Fire Confined to Building in Greenville, S. C.

Fire Confined to Building in Greenville, S. C.

The fire that recently destroyed the department store of Meyers-Arnold Company and damaged an adjoining theatre in Greenville, S. C., started, from an unknown cause about 7 A. M. it was thought, as it had a good start when the alarm was turned in at 7.33 A. M., as reported by C. Lee Biggerstaff, secretary of the fire department. The building, which was of brick and wood construction, had a 40-foot frontage on the principal street and was two stories in height and twenty years old. It had brick partition walls in the basement, but no private fire protection was provided.

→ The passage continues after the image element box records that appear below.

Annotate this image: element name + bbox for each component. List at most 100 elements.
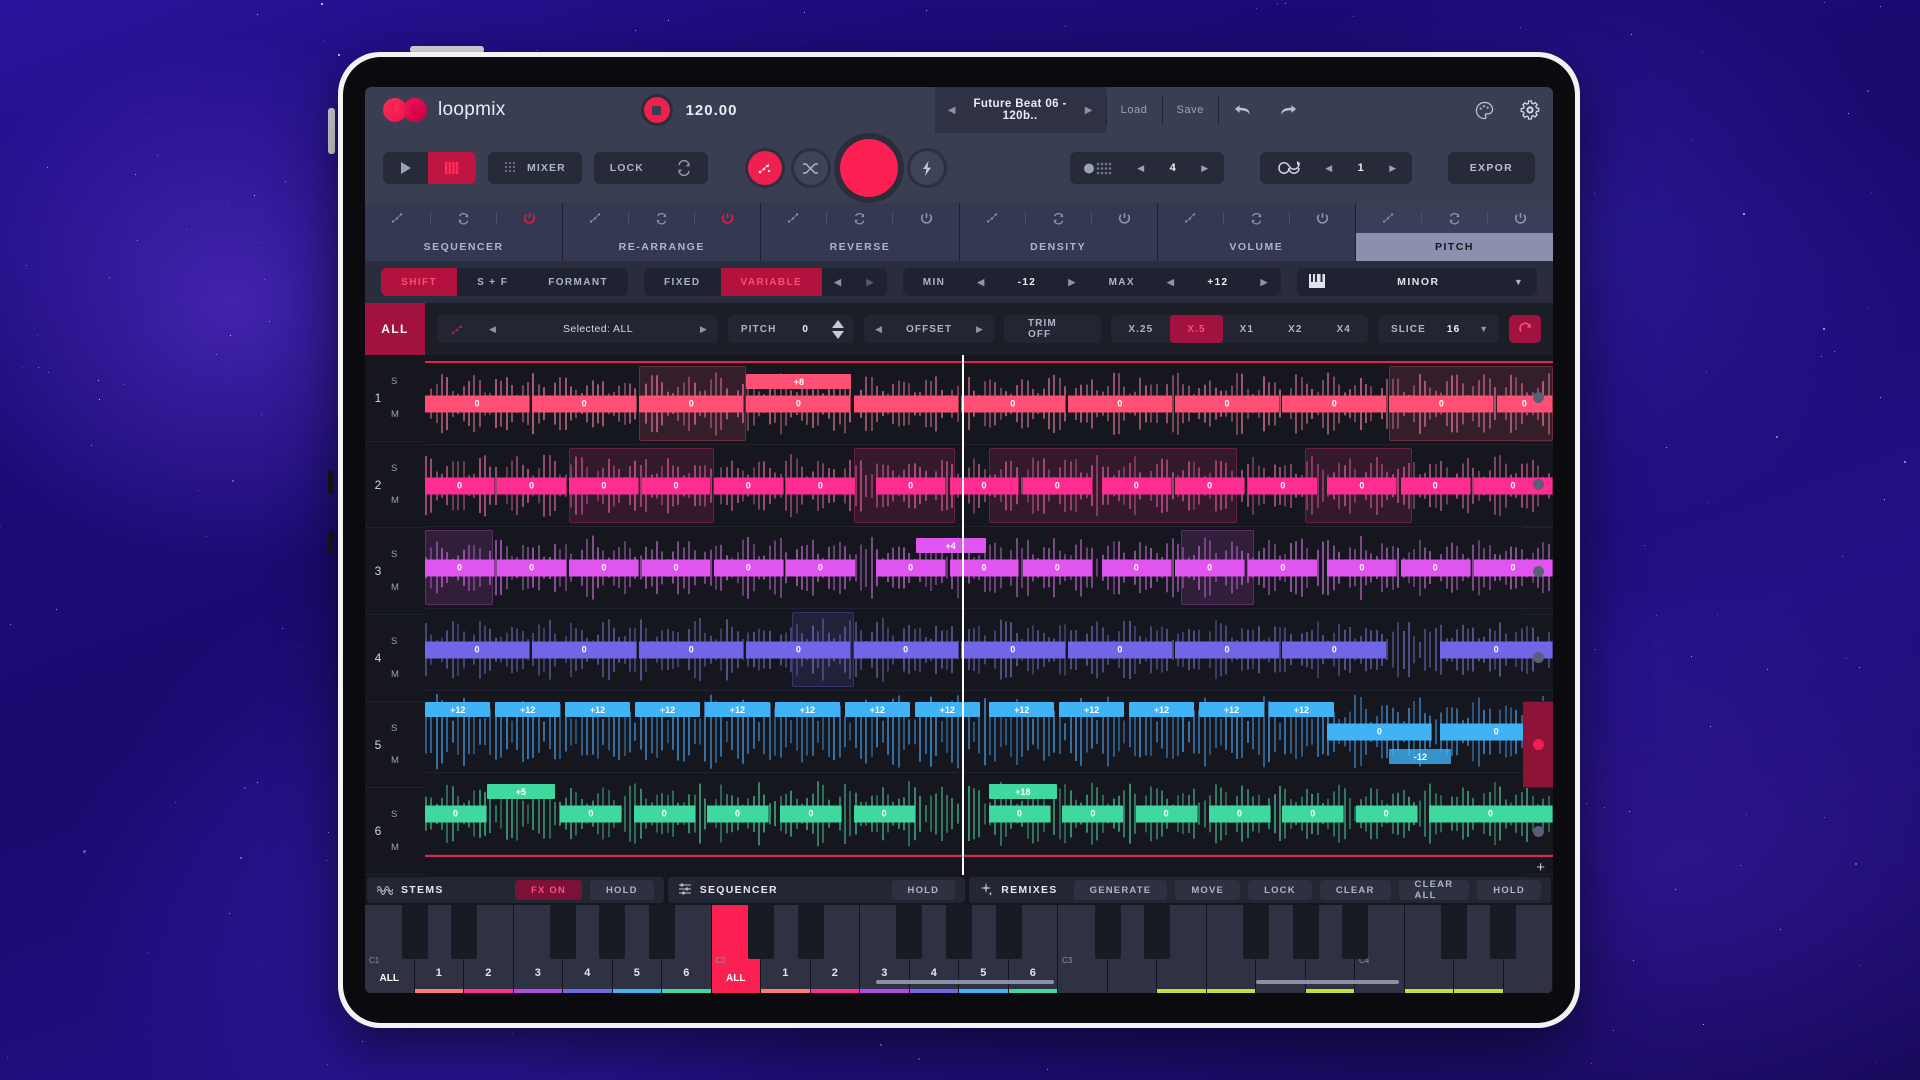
slice-chevron-down-icon[interactable]: ▼: [1468, 324, 1499, 334]
pitch-segment[interactable]: 0: [1208, 805, 1271, 822]
pitch-segment[interactable]: 0: [853, 641, 959, 658]
pitch-segment-above[interactable]: +12: [774, 702, 841, 718]
piano-black-key[interactable]: [450, 905, 477, 959]
piano-black-key[interactable]: [599, 905, 626, 959]
save-button[interactable]: Save: [1163, 104, 1218, 116]
gear-icon[interactable]: [1507, 100, 1553, 120]
pitch-segment[interactable]: 0: [1101, 477, 1172, 494]
bpm-value[interactable]: 120.00: [686, 102, 738, 119]
tab-cycle-icon[interactable]: [1026, 212, 1091, 225]
piano-black-key[interactable]: [401, 905, 428, 959]
tab-cycle-icon[interactable]: [827, 212, 892, 225]
zoom-x1-button[interactable]: X1: [1223, 324, 1271, 335]
pitch-segment[interactable]: 0: [1389, 395, 1495, 412]
bars-decrement[interactable]: ◀: [1128, 163, 1154, 174]
pitch-segment[interactable]: 0: [641, 559, 712, 576]
piano-black-key[interactable]: [550, 905, 576, 959]
pitch-segment[interactable]: 0: [1135, 805, 1198, 822]
offset-increment[interactable]: ▶: [965, 324, 994, 335]
tab-cycle-icon[interactable]: [431, 212, 496, 225]
sequencer-hold-button[interactable]: HOLD: [891, 880, 956, 900]
sync-button[interactable]: [660, 152, 708, 184]
scale-selector[interactable]: MINOR ▼: [1296, 268, 1537, 296]
play-button[interactable]: [383, 152, 428, 184]
track-knob[interactable]: [1523, 355, 1553, 442]
record-stop-button[interactable]: [643, 97, 670, 123]
tab-volume[interactable]: VOLUME: [1157, 203, 1356, 261]
pitch-segment[interactable]: 0: [949, 559, 1020, 576]
pitch-segment[interactable]: 0: [532, 641, 638, 658]
pitch-segment[interactable]: 0: [1327, 723, 1433, 740]
tab-cycle-icon[interactable]: [1224, 212, 1289, 225]
pitch-segment[interactable]: 0: [1175, 559, 1246, 576]
mute-button[interactable]: M: [391, 842, 425, 853]
main-record-button[interactable]: [839, 139, 898, 197]
pitch-segment[interactable]: 0: [785, 477, 856, 494]
track-knob[interactable]: [1523, 788, 1553, 876]
piano-black-key[interactable]: [995, 905, 1022, 959]
pitch-segment-above[interactable]: +12: [989, 702, 1055, 718]
pitch-segment[interactable]: 0: [569, 559, 640, 576]
pitch-segment[interactable]: 0: [1022, 477, 1093, 494]
pitch-segment[interactable]: 0: [949, 477, 1020, 494]
mute-button[interactable]: M: [391, 582, 425, 593]
min-increment[interactable]: ▶: [1056, 268, 1088, 296]
pitch-segment[interactable]: 0: [1248, 559, 1319, 576]
undo-icon[interactable]: [1219, 102, 1265, 118]
piano-black-key[interactable]: [1341, 905, 1368, 959]
track-knob[interactable]: [1523, 442, 1553, 529]
pitch-segment[interactable]: 0: [425, 559, 495, 576]
pitch-segment[interactable]: 0: [785, 559, 856, 576]
pitch-mode-shift-button[interactable]: SHIFT: [381, 268, 458, 296]
tab-power-icon[interactable]: [1290, 212, 1355, 225]
pitch-segment-above[interactable]: +12: [425, 702, 491, 718]
keyboard-mode-button[interactable]: [428, 152, 476, 184]
track-row[interactable]: 0 0 +12 +12 +12 +12 +12 +12 +12 +12 +12 +12 +12 +12 +1…: [425, 691, 1553, 773]
pitch-segment-above[interactable]: +12: [1058, 702, 1125, 718]
pitch-segment[interactable]: 0: [425, 477, 495, 494]
scroll-indicator-a[interactable]: [875, 980, 1055, 984]
zoom-x25-button[interactable]: X.25: [1111, 324, 1170, 335]
range-prev-arrow[interactable]: ◀: [822, 268, 854, 296]
pitch-segment[interactable]: 0: [989, 805, 1052, 822]
track-editor[interactable]: 0 0 0 0 0 0 0 0 0 0 +8 0 0 0 0 0 0 0 0 0 0 0 0 0 0 0 0 0 0 0 0 0 0 0 0 0 0 0 0…: [425, 355, 1553, 876]
pitch-segment[interactable]: 0: [1327, 559, 1398, 576]
pitch-segment[interactable]: 0: [1101, 559, 1172, 576]
pitch-segment-above[interactable]: +12: [494, 702, 561, 718]
pitch-segment[interactable]: 0: [425, 805, 488, 822]
pitch-segment-below[interactable]: -12: [1389, 749, 1452, 765]
pitch-segment[interactable]: 0: [639, 395, 745, 412]
pitch-segment-above[interactable]: +12: [1128, 702, 1195, 718]
pitch-segment-above[interactable]: +12: [1198, 702, 1265, 718]
piano-keyboard[interactable]: C1 ALL 1 2 3 4 5 6 C2 ALL 1 2 3 4 5 6 C3 C4: [365, 905, 1553, 993]
piano-black-key[interactable]: [1144, 905, 1170, 959]
pitch-segment-above[interactable]: +12: [564, 702, 631, 718]
pitch-segment[interactable]: 0: [1282, 395, 1388, 412]
pitch-segment[interactable]: 0: [746, 641, 852, 658]
stems-hold-button[interactable]: HOLD: [589, 880, 654, 900]
tab-power-icon[interactable]: [695, 212, 760, 225]
add-track-button[interactable]: +: [425, 859, 1553, 876]
prev-preset-button[interactable]: ◀: [935, 105, 969, 116]
tab-cycle-icon[interactable]: [1422, 212, 1487, 225]
track-knob[interactable]: [1523, 701, 1553, 789]
pitch-segment[interactable]: 0: [425, 641, 530, 658]
pitch-segment[interactable]: 0: [425, 395, 530, 412]
pitch-segment[interactable]: 0: [1282, 805, 1345, 822]
scroll-indicator-b[interactable]: [1256, 980, 1399, 984]
pitch-segment-above[interactable]: +12: [704, 702, 771, 718]
pitch-segment[interactable]: 0: [569, 477, 640, 494]
export-button[interactable]: EXPOR: [1447, 152, 1535, 184]
loop-increment[interactable]: ▶: [1380, 163, 1406, 174]
solo-button[interactable]: S: [391, 636, 425, 647]
track-row[interactable]: 0 0 0 0 0 0 0 0 0 0 0 0 0 +5 +18: [425, 773, 1553, 855]
piano-black-key[interactable]: [1441, 905, 1467, 959]
bars-increment[interactable]: ▶: [1192, 163, 1218, 174]
piano-black-key[interactable]: [649, 905, 675, 959]
mixer-button[interactable]: MIXER: [488, 152, 582, 184]
pitch-segment[interactable]: 0: [532, 395, 638, 412]
selection-scatter-icon[interactable]: [437, 323, 478, 336]
palette-icon[interactable]: [1461, 101, 1507, 120]
shuffle-button[interactable]: [793, 151, 828, 185]
pitch-segment-above[interactable]: +12: [844, 702, 911, 718]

The fire started in the basement, and when the department, commanded by Chief J. G. Scott, arrived, the entire structure was involved, the building filled with smoke and flames issuing from the basement to the sidewalk. The thirty-one firemen employed two Ahrens-Fox motor pumpers of 750 gallons capacity, one White, with 600 gallons capacity one White city service truck, one Webb hose wagon and one American-La France hose truck. Five 2 1/2-inch double hydrants were available, spaced at 200 feet, and with sufficient for engine, but not for plug streams, of which a total of eight streams thrown at one time. There were street mains. Three lengths burst of the 4,000 feet of cotton rubber-lined hose laid. The department stopped the fire in the same building after four hours’ struggle, the damage to the adjoining buildings being practically confined to smoke. The loss on property and contents, which consisted of dry goods and women’s clothing, was estimated at $200,000.